Exercises for Learning Possessive Adjectives in French

Rachel Hanson
His and Hers Wedding Bands

Exercises for learning possessive adjectives in French are extremely important for native speakers of English because of the many differences between expressing possession in French and in English.

The French Possessive System

Unlike English, French nouns have a gender; a table is feminine while a bed is masculine. In English, all nouns are marked the same (for example with 'the'), but in French, 'the' must be replaced by an article that marks the gender of the noun. In this manner, 'the table' and 'the bed' in English become: la table and le lit in French. Just like the definite articles must reflect the gender of the noun, so must possessive adjectives also reflect the gender of the noun.

For example, if you are talking about items in your house, you would say: ma table and mon lit because table is feminine and bed is masculine. The gender of the speaker is not important; one says ma table because the table is feminine, not because the owner of the table is feminine. Contrast this with English, where 'his ring' and 'her ring' refer to the owner of the ring being masculine or feminine, and not to the gender of the ring itself.
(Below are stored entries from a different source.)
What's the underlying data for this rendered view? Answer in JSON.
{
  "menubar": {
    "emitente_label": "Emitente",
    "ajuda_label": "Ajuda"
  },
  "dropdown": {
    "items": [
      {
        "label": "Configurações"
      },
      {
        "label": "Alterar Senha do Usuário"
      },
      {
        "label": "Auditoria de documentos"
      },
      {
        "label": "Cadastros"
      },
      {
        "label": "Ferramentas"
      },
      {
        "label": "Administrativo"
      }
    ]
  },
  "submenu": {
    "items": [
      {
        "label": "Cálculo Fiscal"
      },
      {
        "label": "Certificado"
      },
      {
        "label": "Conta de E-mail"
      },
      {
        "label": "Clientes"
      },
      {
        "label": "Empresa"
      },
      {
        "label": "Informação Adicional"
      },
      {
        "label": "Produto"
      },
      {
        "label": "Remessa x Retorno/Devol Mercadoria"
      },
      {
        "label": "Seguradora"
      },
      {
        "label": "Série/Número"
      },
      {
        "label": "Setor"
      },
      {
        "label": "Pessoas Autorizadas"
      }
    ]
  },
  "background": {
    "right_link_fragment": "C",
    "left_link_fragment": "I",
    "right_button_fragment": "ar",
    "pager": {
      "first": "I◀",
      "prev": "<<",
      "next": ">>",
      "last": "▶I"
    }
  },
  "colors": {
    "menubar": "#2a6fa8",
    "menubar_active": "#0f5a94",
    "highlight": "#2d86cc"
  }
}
In French, possessive adjectives always agree with the noun they precede, both in gender and in number. The following forms exist:

French Possessive Adjectives
Person Form Feminine Masculine Plural
my ma mon mes
your (singular/informal) ta ton tes
his/her sa son ses
our notre notre nos
your (plural/formal) votre votre vos
their leur leur leurs

Two important things to remember are that the gender refers to the gender of the noun, and that if a noun begins with a vowel, the masculine form is used, even if the noun is feminine.

Exercises for Learning Possessive Adjectives in French

While you probably have access to plenty of French worksheets with exercises for learning possessive adjectives in French, it is good to know that there are also lots of online resources that are handy for learning this tricky part of French grammar. Whether you want some fun games for learning French or you prefer virtual flashcards over making your own flashcards, the internet has lots to offer.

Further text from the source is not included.